Он застонал. Горло горело, словно он наглотался раскалённого пепла. Пальцы, живущие своей собственной жизнью, нащупали на рации кнопку и нажали её. Раздался хриплый, сухой щелчок.
— Воды… — выдохнул он, и это слово разодрало ему гортань в клочья, превратившись в беззвучный шёпот.
Слезы выступили на глазах от боли, и сквозь пелену, взгляд, наконец, сфокусировался. Прямо перед ним, на уровне колен, на шершавом бетоне стены кто-то выцарапал неровные, исступлённые буквы «ОНО ДЫШИТ НАМИ».
Жажда. Она пылала пожаром, выжигая всё остальное. Она была единственной реальностью, в висках застучало. Тупой, тяжёлый удар. Один за другим - словно ритм. Ритм вселенского молота, вбивающего его сознание вглубь, в тёмный сырой грунт, под бетонный пол этого ада.
Удар.
Вспышка.
Удар.
И звук молота преломился, превратился в мерный, металлический бой курантов. Далёкий, торжественный.
Удар.
Тёплый свет люстры, воздух пахнущий ёлкой и воском. Паркет под ногами. Он стоял с бокалом в руке, холодное стекло запотевало от его пальцев. Перед ним — спина в чёрном пиджаке, женские причёски. Все смотрели на большой экран, где показывали Кремль, Спасскую башню. Бой часов. Поздравление президента. Новый год.
Жажда все не отпускала, она была здесь, в этом уютном мире, жгучей и необъяснимой. Он поднял бокал, томимый одним желанием — смочить пересохшее горло. Золотистые пузырьки игриво подпрыгивали в жидкости. Он поднёс бокал к лицу.
И понял, что у него нет рта.
Ни впадины, ни щели — лишь гладкая, непрерывная кожа на месте, где должно быть отверстие.
Паника, холодная и стремительная, как удар током, свела всё его тело. Он отшатнулся, бокал выпал из его рук и разбился о паркет с оглушительным, хрустальным звоном. Никто даже не обернулся. Тогда он схватил женщину за плечо, заставив её повернуться.
Её лицо было таким же гладким как и у него. И рука, за которую он её схватил, ниже локтя была неестественно вывернута, будто переломанная ветка, держащаяся на лоскуте кожи. Она смотрела на него пустыми глазами. Все стали поворачиваться к нему, медленно, как по команде. Десятки таких же лиц. Без ртов. С разными увечиями: у одного отсутствовала кисть, у другого из глазницы сочилась тёмная жидкость. Они молча смотрели на него, и в их безглазии читался один и тот же вопрос, тот же немой ужас.

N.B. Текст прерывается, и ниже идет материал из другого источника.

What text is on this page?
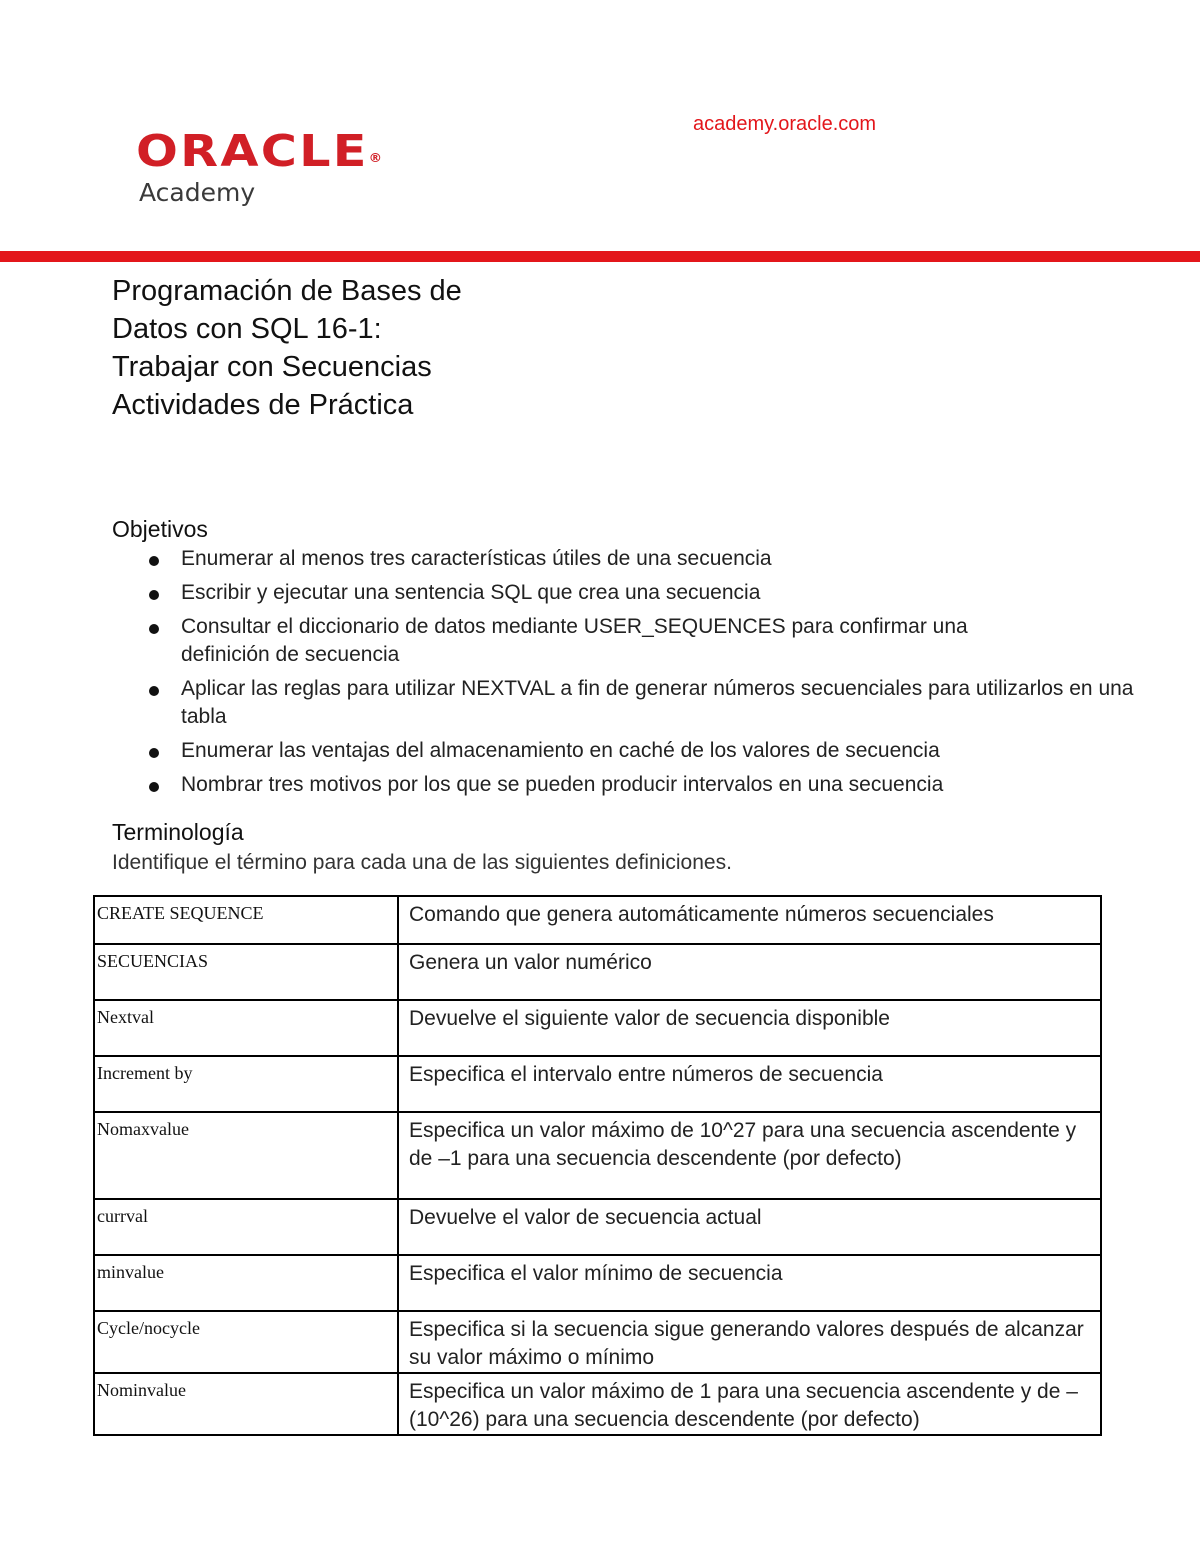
ORACLE®
Academy
academy.oracle.com
Programación de Bases de
Datos con SQL 16-1:
Trabajar con Secuencias
Actividades de Práctica
Objetivos
Enumerar al menos tres características útiles de una secuencia
Escribir y ejecutar una sentencia SQL que crea una secuencia
Consultar el diccionario de datos mediante USER_SEQUENCES para confirmar una definición de secuencia
Aplicar las reglas para utilizar NEXTVAL a fin de generar números secuenciales para utilizarlos en una tabla
Enumerar las ventajas del almacenamiento en caché de los valores de secuencia
Nombrar tres motivos por los que se pueden producir intervalos en una secuencia
Terminología
Identifique el término para cada una de las siguientes definiciones.
CREATE SEQUENCE	Comando que genera automáticamente números secuenciales
SECUENCIAS	Genera un valor numérico
Nextval	Devuelve el siguiente valor de secuencia disponible
Increment by	Especifica el intervalo entre números de secuencia
Nomaxvalue	Especifica un valor máximo de 10^27 para una secuencia ascendente y de –1 para una secuencia descendente (por defecto)
currval	Devuelve el valor de secuencia actual
minvalue	Especifica el valor mínimo de secuencia
Cycle/nocycle	Especifica si la secuencia sigue generando valores después de alcanzar su valor máximo o mínimo
Nominvalue	Especifica un valor máximo de 1 para una secuencia ascendente y de – (10^26) para una secuencia descendente (por defecto)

Он закричал. Звук родился где-то в глубине его груди, но не нашёл выхода, захлебнулся. Мир поплыл, закрутился вихрем.
Он снова лежал на холодном, сыром полу. Сердце колотилось, выпрыгивая из груди. Он судорожно глотнул воздух, и спазм прошел по его пересохшему горлу. Кошмар отступил, оставив после себя лишь леденящий осадок
Мысль пробилась сквозь туман боли и страха, простая и ясная:
Надо выбираться.
Он стал медленно, с трудом, ощупывать своё тело. Разгрузка, рваная ткань формы. Пальцы наткнулись на нашивку на груди. Сорвал ее с липучки «Цыган». Позывной. Отзвук другой жизни уже недосягаемой жизни . Качнулся вперёд, чтобы осмотреть ноги, и в тот же миг из ноги, вырвался сокрушительный шквал боли. Белый, ослепительный, он начисто сжёг все остальные мысли. Горло выдавило нечеловеческий, хриплый вопль.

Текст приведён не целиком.